American baseball player (born 1960)

Timothy Matthew Pyznarski (born February 4, 1960) is an American former professional baseball player, who played in Major League Baseball (MLB) for the San Diego Padres in 1986. He was selected 15th in the first round of the 1981 MLB draft by the Oakland Athletics.

Pyznarski grew up on the South side of Chicago, attending Marist High School. Pyznarski led Marist to the IHSA Class AA State Championship in 1978. He then went on to attend Eastern Illinois University, where he set several offensive records with the Eastern Illinois Panthers baseball team. After a successful career in Minor League Baseball, highlighted by The Sporting News Minor League Player of the Year Award and Topps Minor League Player of the Year Award in 1986, Pyznarski had a brief stint in the majors, appearing in 15 games for the 1986 San Diego Padres, where he compiled a .238 batting average (10-for-42).
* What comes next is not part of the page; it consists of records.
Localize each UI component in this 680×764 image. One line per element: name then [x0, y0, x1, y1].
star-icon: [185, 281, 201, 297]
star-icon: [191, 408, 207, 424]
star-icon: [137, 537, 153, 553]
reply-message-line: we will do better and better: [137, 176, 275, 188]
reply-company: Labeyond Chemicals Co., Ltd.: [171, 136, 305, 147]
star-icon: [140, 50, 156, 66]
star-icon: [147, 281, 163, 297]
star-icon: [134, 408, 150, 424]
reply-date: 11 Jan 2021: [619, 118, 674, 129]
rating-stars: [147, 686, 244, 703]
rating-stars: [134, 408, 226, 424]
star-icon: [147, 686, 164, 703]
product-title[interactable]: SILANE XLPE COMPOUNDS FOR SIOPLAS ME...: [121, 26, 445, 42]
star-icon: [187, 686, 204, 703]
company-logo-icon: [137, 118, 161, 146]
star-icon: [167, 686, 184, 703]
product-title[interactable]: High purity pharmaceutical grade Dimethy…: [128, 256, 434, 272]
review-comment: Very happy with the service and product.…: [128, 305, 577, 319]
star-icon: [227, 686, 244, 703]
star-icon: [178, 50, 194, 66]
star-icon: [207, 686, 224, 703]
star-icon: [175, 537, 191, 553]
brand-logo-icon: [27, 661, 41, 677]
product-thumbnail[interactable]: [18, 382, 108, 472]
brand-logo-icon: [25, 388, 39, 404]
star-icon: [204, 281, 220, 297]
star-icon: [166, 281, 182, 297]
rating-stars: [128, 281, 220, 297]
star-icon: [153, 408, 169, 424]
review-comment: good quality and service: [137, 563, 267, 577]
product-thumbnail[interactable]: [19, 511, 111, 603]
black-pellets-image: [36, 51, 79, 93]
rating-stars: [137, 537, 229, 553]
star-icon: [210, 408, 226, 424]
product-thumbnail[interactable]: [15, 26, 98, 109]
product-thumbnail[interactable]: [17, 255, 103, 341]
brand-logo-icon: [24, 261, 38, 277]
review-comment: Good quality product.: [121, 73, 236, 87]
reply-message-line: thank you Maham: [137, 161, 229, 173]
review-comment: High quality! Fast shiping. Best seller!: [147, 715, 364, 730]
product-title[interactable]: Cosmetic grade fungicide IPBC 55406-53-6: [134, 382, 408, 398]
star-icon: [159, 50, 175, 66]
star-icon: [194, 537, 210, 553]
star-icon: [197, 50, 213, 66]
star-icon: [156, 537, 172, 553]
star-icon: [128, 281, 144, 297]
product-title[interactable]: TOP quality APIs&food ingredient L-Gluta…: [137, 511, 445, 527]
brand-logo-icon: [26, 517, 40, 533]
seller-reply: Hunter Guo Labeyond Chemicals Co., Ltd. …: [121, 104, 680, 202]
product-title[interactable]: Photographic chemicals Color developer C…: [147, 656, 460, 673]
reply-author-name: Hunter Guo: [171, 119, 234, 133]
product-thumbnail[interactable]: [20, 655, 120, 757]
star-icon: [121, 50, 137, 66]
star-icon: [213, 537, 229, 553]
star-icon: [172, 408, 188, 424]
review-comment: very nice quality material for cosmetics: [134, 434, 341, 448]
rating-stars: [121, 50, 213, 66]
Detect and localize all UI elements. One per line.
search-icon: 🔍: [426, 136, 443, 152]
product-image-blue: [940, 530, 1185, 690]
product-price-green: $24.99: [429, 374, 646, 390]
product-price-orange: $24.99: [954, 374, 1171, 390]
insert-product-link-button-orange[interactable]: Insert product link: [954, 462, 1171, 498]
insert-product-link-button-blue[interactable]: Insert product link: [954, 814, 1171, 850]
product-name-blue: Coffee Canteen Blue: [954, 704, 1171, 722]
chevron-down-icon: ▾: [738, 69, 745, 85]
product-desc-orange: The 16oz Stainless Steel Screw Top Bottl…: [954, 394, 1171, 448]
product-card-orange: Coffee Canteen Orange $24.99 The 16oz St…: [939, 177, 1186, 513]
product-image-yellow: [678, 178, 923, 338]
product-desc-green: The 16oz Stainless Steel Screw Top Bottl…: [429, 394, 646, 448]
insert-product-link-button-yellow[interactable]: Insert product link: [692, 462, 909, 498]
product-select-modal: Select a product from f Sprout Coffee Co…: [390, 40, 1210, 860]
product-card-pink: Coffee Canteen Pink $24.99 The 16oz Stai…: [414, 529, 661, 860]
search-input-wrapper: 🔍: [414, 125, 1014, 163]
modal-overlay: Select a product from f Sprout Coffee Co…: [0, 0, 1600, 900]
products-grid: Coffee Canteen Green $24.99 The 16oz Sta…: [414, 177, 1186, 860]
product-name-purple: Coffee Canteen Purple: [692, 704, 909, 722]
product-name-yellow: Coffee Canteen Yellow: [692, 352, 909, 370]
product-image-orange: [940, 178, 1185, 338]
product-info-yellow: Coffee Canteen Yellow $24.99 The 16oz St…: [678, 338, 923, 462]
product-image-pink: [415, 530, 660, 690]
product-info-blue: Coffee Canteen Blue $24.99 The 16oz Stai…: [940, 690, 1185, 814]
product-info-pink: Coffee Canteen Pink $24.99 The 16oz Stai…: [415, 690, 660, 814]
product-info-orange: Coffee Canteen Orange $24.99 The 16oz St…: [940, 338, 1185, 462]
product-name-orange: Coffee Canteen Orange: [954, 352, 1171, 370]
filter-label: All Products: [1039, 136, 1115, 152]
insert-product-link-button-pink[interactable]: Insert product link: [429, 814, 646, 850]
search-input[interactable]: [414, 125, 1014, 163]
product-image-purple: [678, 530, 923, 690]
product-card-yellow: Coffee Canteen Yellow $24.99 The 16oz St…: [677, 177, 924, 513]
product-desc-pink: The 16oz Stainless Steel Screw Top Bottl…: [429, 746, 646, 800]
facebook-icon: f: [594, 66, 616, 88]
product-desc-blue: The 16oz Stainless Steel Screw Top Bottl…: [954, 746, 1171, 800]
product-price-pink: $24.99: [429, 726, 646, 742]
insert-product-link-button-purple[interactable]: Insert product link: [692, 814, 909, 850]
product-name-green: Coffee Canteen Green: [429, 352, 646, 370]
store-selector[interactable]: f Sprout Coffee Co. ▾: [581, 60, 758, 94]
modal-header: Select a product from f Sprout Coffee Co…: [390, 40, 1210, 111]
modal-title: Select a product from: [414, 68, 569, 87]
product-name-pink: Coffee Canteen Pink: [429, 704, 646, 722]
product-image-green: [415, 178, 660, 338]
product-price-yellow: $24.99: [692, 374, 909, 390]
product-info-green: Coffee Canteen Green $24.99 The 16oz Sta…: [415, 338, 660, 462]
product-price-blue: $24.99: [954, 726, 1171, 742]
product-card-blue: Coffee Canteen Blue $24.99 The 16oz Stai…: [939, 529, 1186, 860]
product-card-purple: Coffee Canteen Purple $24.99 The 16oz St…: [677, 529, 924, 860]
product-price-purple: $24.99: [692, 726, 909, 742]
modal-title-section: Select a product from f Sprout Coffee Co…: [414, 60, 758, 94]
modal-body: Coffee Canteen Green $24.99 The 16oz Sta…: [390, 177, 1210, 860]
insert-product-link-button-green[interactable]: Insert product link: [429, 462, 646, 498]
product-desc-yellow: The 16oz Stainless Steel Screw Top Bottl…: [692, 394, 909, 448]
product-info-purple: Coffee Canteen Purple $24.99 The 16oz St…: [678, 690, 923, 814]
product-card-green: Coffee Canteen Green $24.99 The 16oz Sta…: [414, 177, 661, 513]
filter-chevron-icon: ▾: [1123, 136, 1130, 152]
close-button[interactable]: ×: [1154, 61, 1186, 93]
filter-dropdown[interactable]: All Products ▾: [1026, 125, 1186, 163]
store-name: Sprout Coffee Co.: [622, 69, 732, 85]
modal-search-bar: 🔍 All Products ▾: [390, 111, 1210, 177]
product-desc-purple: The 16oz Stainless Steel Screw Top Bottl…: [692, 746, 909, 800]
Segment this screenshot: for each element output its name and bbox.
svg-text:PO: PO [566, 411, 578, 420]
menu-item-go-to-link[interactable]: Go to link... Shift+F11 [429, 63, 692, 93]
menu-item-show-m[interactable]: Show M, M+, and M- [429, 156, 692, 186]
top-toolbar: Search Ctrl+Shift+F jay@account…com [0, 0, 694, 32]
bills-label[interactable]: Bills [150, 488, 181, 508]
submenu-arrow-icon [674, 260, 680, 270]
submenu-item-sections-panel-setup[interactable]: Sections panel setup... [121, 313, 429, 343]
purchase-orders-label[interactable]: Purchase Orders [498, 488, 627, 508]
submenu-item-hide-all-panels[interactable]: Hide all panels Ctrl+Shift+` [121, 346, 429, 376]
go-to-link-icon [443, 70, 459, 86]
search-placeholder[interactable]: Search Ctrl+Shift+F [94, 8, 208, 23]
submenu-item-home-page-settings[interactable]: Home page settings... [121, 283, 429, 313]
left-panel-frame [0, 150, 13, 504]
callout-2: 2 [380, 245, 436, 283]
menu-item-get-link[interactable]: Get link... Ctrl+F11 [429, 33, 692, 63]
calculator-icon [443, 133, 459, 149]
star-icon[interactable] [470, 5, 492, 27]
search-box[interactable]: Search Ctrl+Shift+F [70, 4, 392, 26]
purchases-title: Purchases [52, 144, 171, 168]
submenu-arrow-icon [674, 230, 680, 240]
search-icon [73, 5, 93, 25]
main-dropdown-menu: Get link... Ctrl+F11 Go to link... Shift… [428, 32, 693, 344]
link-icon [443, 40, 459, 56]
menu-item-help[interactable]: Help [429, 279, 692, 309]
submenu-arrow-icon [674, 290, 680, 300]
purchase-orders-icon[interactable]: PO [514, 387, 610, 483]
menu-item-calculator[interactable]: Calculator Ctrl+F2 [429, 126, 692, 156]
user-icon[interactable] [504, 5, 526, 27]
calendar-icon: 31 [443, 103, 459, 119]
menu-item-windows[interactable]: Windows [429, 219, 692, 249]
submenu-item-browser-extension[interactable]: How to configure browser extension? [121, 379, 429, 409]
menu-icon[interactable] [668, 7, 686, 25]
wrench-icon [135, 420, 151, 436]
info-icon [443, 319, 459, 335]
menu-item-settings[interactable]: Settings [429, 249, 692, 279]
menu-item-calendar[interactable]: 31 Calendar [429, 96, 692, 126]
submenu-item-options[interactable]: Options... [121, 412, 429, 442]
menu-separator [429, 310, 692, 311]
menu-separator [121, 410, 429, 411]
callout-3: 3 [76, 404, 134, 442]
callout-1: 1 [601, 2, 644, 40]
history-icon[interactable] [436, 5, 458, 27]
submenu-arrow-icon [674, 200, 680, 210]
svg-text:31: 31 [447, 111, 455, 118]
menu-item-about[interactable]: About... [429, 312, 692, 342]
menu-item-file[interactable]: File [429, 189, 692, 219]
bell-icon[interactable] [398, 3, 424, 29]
Pyznarski was an assistant coach at Marist, and has 3 daughters and 5 grandkids. He went into the metal finishing industry as a salesman a few years after retiring from professional baseball.

==Career==
He played in MLB for the San Diego Padres (1986) and the Modesto A's (1981), West Haven A's (1982), Albany A's (1983), Tacoma Tigers (1984), Las Vegas Stars (1985–86), and Denver Zephyrs, Rochester Red Wings and Omaha Royals. His 1987 Topps baseball card stated he was 6'2", weighed 195 pounds and batted and threw right handed.